Le haut cahier, page 20
Terre craquelée,
La bouche est une fissure
Raku d’où tout bée.
Terre craquelée,
La bouche est une fissure
Raku d’où tout bée.
Corniche haute, corniche basse, qui tourne sa double hélice autour de la montagne, je serre au plus près le torrent, son sillon, le mien, je laisse au loin le chemin, sa crête de sapins, je choisis l’eau, et je regarde l’autre sentier étirer sa tempe jusqu’aux racines du ciel.

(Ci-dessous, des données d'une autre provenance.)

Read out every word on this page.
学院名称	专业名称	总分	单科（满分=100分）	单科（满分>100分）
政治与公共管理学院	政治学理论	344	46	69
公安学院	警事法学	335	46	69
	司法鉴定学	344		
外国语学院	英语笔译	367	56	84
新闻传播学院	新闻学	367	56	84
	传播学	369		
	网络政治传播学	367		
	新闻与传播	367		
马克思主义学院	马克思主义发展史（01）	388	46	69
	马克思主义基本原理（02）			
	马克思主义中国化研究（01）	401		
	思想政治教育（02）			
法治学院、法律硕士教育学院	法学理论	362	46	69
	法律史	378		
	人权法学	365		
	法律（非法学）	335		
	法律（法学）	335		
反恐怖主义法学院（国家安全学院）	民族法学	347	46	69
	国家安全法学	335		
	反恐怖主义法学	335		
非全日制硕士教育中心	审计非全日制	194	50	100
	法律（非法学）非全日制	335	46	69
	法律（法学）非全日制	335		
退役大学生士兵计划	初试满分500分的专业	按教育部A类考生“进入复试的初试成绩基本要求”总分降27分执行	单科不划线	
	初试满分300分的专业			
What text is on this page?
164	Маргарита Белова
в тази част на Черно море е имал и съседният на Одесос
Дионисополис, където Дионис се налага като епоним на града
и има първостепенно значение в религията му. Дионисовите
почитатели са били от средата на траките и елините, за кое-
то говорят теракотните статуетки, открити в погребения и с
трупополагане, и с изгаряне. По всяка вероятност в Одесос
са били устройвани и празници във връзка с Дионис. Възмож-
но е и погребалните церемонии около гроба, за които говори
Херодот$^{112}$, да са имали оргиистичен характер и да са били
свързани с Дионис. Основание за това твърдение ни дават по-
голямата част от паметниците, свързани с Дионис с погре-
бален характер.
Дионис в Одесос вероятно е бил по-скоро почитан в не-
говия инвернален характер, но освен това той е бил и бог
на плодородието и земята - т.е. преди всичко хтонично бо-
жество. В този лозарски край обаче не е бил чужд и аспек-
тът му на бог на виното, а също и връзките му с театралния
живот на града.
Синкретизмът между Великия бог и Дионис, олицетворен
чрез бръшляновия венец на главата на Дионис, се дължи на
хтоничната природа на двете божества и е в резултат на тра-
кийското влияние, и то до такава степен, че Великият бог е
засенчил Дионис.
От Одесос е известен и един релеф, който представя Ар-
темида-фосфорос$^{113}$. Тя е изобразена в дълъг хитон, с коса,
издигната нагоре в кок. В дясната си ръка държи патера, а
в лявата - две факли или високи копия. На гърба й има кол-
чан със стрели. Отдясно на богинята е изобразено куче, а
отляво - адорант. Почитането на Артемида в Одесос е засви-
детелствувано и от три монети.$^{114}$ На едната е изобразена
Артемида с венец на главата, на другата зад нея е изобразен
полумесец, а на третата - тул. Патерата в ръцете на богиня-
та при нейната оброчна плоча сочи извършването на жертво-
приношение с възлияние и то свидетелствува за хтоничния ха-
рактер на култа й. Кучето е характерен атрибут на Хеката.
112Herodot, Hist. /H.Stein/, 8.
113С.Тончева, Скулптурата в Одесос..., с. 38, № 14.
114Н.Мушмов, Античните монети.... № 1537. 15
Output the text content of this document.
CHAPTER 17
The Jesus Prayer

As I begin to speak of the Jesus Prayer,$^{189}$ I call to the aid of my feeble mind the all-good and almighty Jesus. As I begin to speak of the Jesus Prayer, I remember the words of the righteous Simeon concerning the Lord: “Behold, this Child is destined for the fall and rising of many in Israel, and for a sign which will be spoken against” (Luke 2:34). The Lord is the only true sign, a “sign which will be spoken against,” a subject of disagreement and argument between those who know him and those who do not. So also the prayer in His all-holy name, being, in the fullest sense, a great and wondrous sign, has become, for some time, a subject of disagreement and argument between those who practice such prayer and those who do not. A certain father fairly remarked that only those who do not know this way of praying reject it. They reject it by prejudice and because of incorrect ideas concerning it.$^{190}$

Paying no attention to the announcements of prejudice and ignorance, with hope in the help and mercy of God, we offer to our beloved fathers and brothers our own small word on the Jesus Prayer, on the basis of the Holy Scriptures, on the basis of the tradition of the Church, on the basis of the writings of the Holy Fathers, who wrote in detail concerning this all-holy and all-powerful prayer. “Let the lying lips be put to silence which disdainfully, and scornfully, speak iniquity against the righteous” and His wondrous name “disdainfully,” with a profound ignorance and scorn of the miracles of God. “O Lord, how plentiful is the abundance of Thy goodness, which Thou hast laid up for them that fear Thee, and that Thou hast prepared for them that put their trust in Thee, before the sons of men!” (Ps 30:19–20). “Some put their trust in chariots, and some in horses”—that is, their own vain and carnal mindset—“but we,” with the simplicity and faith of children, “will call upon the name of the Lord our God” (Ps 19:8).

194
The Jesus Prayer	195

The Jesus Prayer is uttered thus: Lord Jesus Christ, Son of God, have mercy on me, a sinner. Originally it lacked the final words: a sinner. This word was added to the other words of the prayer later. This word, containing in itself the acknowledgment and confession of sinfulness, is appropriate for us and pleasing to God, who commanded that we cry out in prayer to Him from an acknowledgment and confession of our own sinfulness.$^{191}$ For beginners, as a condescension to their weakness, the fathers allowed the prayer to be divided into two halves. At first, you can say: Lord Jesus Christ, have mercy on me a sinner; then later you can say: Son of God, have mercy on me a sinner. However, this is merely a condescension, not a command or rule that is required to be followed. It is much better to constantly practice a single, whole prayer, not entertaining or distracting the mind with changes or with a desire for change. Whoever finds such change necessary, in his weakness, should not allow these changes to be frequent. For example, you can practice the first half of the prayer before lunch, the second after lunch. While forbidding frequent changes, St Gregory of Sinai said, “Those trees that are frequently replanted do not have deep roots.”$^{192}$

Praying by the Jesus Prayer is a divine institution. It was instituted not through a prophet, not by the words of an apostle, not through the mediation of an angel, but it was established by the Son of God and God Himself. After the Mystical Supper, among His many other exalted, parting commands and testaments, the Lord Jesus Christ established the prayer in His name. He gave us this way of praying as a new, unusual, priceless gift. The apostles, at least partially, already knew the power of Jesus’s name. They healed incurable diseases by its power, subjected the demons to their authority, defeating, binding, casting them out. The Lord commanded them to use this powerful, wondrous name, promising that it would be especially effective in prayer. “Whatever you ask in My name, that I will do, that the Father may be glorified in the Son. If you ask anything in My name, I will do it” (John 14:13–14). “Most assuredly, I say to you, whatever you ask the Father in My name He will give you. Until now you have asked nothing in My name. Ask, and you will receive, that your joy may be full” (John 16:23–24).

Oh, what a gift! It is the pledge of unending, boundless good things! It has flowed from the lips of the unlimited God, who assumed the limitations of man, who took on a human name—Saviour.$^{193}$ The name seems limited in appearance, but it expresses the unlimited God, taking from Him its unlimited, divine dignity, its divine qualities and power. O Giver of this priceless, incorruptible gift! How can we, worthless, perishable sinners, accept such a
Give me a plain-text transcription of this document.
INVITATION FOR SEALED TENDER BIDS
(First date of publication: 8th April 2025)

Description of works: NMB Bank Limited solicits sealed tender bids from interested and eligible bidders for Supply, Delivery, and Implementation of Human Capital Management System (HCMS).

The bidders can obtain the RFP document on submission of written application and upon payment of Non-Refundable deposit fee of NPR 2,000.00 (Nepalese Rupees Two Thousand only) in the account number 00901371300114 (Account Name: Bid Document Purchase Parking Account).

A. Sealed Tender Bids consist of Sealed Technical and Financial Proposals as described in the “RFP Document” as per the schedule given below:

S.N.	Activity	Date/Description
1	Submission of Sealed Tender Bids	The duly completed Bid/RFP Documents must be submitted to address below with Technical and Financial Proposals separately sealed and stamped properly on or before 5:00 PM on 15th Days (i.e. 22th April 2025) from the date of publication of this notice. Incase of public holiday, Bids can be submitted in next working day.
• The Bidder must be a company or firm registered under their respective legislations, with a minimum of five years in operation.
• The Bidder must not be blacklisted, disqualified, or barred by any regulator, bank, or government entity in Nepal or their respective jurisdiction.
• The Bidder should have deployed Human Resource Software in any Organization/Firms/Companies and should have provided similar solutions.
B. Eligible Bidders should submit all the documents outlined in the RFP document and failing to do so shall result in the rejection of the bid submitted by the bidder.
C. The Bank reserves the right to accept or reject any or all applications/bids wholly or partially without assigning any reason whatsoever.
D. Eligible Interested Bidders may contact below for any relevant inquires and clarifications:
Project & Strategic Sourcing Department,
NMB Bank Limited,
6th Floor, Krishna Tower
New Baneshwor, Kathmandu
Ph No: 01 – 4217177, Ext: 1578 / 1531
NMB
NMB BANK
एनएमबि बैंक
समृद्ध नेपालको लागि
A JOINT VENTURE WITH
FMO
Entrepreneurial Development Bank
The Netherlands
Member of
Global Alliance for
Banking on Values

Je gravillonne le long du torrent, qui me donne son la guttural, les petits cailloux falsettent, ting, ting.
Un nuage, lenticulaire, la montagne, couronnée, la forêt, ses flancs verts, m’est mont Fuji.
Le soleil, qui laisse
Mes bras, mes jambes, à la
Lumière de sa cangue.
Je me déplace, porteur et portée, sous le palanquin noir de mon parapluie, les tribulations d’une feuille plissée de polyester dans la forêt, le torrent en espaliers, rizière furieuse après la pluie, et les sommets fument comme un steamer à quai.
Je pense à la crique minuscule, à l’aplomb de l’eau, le grès a fondu en un sable rose, si petite anse, qu’elle pourrait tenir dans la paume de ma main.
Et je pense, Hedda, au vol-mystère.
Sera-ce, entre l’air et moi, doux, le Stampe.
Ou le Klemm.
Le fouet de Max.
La libellule, 4L de cellophane, grisaille-Zao, prieuré de saint-Cosme, machine réduite des frères Wright, sa frêle armature de balsa, Stampinette ici-bas.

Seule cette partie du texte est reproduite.